Ballmer gets pretty much all the engineering talent he wanted, without the hassle and cost of merging the entire company.
Yahoo will keep some search developers, to work on different projects, and lay off others.
Yahoo will also employ sales teams selling premium ads for the partnership, while Microsoft will run the automated “self-service” system that advertisers use to buy search ads directly.
Bing. Note the orchestration. As Yahoo negotiations entered the home stretch this summer, Microsoft launched Bing with a big marketing blitz. Instead of just saying its search engine would get better, Microsoft proved it at the crucial time. Bing’s launch buzz wasn’t going to last forever; now the Yahoo deal may sustain the momentum.
Longer term, Bing now is going to be all over the Web.

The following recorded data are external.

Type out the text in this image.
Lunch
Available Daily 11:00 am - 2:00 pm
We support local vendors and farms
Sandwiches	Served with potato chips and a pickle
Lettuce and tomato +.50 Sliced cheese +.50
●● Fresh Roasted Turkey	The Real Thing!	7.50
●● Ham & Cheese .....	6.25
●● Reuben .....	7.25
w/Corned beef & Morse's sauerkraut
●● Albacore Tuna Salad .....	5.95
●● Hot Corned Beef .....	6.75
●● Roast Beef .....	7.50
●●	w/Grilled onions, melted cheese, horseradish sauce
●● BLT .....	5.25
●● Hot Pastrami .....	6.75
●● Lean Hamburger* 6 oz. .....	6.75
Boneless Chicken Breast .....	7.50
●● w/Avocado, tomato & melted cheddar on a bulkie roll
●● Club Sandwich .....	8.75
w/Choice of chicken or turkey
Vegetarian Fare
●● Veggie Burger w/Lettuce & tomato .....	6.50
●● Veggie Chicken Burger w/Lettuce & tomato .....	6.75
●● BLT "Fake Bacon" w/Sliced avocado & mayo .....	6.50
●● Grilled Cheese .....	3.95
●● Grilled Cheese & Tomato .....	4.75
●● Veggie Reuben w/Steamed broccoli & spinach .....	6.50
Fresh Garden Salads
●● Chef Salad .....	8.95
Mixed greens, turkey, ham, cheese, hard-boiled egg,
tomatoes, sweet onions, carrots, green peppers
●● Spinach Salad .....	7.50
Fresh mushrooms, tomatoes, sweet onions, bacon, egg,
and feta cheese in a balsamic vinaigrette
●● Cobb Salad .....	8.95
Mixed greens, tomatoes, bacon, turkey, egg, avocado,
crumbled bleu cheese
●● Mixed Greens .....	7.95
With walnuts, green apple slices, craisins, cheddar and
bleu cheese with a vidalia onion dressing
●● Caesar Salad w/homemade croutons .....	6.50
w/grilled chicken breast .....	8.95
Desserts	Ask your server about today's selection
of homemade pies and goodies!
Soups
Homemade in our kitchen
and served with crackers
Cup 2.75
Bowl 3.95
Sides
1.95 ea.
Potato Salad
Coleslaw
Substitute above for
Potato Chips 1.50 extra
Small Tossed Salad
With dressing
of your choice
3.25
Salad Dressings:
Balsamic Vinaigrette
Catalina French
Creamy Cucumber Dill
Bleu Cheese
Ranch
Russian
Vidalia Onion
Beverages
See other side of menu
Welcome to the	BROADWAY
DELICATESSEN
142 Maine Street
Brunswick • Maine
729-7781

Yahoo lags Google on paid search, but its sites are still among the most-visited properties on the Web. Last month they Yahoo sites drew 154 million visitors, to Google’s 157 million, according to comScore surveys. Yahoo’s branding will still dominate its pages, but Bing will be there.
Revenue: It looks like a wash for Microsoft, which is giving Yahoo 88 percent of search ad revenue for the first five years.
But Yahoo may finally give Microsoft enough critical mass to win a significant share of the $25 billion online ad market.
Wall Street. A two-pointer for Microsoft, which apparently convinced analysts the deal won’t cost much or get in the way of the Windows-Office-Server money train coming over the next year.
Yahoo investors were left pining for the merger. It turns out they’re holding shares in a maturing company and not winning scratch tickets.
Antitrust. A three-pointer, as long as regulators focus on Google’s overwhelming dominance of the paid search market and not the overall online presence of Microsoft and Yahoo.
If Google fights the deal
in Washington, D.C., and Brussels, it will look like a bully asking the principal for protection.
Legacy. This is where Ballmer was luckiest of all.
He offered $47.5 billion for a struggling Internet company on the eve of the worst economic crisis since the Depression.
If that deal went through, his place in history might have been alongside the Web-obsessed Time Warner bosses who offered $182 billion for AOL in early 2000, just before the dot-com crash.
As if on cue, Time Warner on Monday filed plans to finally unwind the deal and spin off AOL.
Apparently Ballmer’s not interested.